When looked at from this perspective, a strong case can be made in favour of characterising the 2019 Amendment to the PMLA as being “clarificatory” in nature. The legal issue or the error which the 2019 Amendment sought to address is the divergent views amongst various High Courts regarding the independent nature (and as a consequence, the “continuing” nature) of the offence of money-laundering. An amendment promulgated to rectify and cure such divergence has been characterised in the past to be “clarificatory” [See Commissioner of Income Tax, Bombay v. Podar Cement Ltd.  in which there was divergence among High Courts on the phrase “owner of house property” in Section 27 of the Income Tax Act, 1961]. As stated in my previous write-up, two strands of judicial opinion crystallised over the years regarding the said issue – (1) that the offence of money-laundering is independent of the proceedings relating to the scheduled underlying offence; (2) that the offence of money-laundering is proven or disproven depending on the outcome of proceedings relating to the scheduled underlying offence. To the extent that the 2019 Amendment purports to solve this divergence, it can be said to be “clarificatory” and hence, retrospective.
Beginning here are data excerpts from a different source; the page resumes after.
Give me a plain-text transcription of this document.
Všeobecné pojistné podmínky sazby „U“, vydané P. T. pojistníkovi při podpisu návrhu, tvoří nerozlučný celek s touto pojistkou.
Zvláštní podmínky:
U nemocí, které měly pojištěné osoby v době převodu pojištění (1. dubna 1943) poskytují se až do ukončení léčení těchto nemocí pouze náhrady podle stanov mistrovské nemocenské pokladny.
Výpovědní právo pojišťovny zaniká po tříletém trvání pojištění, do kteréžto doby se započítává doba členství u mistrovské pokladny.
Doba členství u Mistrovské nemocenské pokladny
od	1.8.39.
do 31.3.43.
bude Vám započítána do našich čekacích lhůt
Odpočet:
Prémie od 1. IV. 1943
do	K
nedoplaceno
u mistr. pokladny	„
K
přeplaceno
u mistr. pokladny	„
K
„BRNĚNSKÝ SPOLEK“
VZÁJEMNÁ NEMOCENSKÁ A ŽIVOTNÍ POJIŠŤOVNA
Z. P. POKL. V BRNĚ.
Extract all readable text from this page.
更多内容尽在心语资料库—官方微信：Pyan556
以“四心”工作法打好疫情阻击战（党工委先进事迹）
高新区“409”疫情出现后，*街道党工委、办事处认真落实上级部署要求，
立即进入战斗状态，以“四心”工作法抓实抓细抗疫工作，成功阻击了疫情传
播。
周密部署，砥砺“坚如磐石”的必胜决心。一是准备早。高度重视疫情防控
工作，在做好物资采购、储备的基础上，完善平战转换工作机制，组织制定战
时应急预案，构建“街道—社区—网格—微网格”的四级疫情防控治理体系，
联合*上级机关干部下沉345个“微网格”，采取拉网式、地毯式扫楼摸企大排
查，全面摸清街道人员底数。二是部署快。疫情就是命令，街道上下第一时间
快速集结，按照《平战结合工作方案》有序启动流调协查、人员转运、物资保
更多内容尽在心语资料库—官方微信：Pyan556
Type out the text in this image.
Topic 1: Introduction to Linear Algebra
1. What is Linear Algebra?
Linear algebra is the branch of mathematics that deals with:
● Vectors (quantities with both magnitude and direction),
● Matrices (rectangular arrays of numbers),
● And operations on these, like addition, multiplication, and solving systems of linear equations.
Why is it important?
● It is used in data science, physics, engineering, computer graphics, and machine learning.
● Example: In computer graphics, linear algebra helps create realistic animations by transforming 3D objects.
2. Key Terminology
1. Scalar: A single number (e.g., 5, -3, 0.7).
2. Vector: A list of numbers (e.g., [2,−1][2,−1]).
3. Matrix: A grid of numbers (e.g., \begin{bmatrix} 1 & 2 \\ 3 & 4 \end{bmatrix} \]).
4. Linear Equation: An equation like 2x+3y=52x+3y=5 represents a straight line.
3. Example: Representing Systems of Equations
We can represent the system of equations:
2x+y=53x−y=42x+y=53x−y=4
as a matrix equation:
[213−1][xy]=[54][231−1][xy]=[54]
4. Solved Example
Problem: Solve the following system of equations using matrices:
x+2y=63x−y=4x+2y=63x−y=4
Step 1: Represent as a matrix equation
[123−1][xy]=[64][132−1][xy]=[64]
However, this entire discussion can be approached from a different angle. Considering the stark change in the position of law which has been brought about by the 2019 Amendment, can it be said that the changes so brought about have a “substantive” impact? Have new ingredients been added to the offence of money-laundering, which would have an impact on the way money-laundering cases are going to be viewed in the future? It would not be surprising to see practitioners characterise this Amendment as bringing in a new dimension to the offence of money-laundering and hence, characterising it as “substantive” [See Para 168 on Page 43 of the Mutual Evaluation Report, 2010 – which notes as to how practitioners in India link the offence of money-laundering to the predicate offence]. It could also be argued that since the 2019 Amendment cures such fundamental divergence in opinion among High Courts which went to the root of the very conception of money-laundering, the changes brought about are, in pith and substance, “substantive”.

While arguments can be advanced from either side, it is my opinion that the 2019 Amendment is “clarificatory” and must therefore apply retrospectively. However, we must indulge in a suspense-filled wait and watch game to see as to how courts will interpret and apply the PMLA as well as the 2019 Amendment Act.

 

[The author is a fifth-year law student at National Law University, Jodhpur.]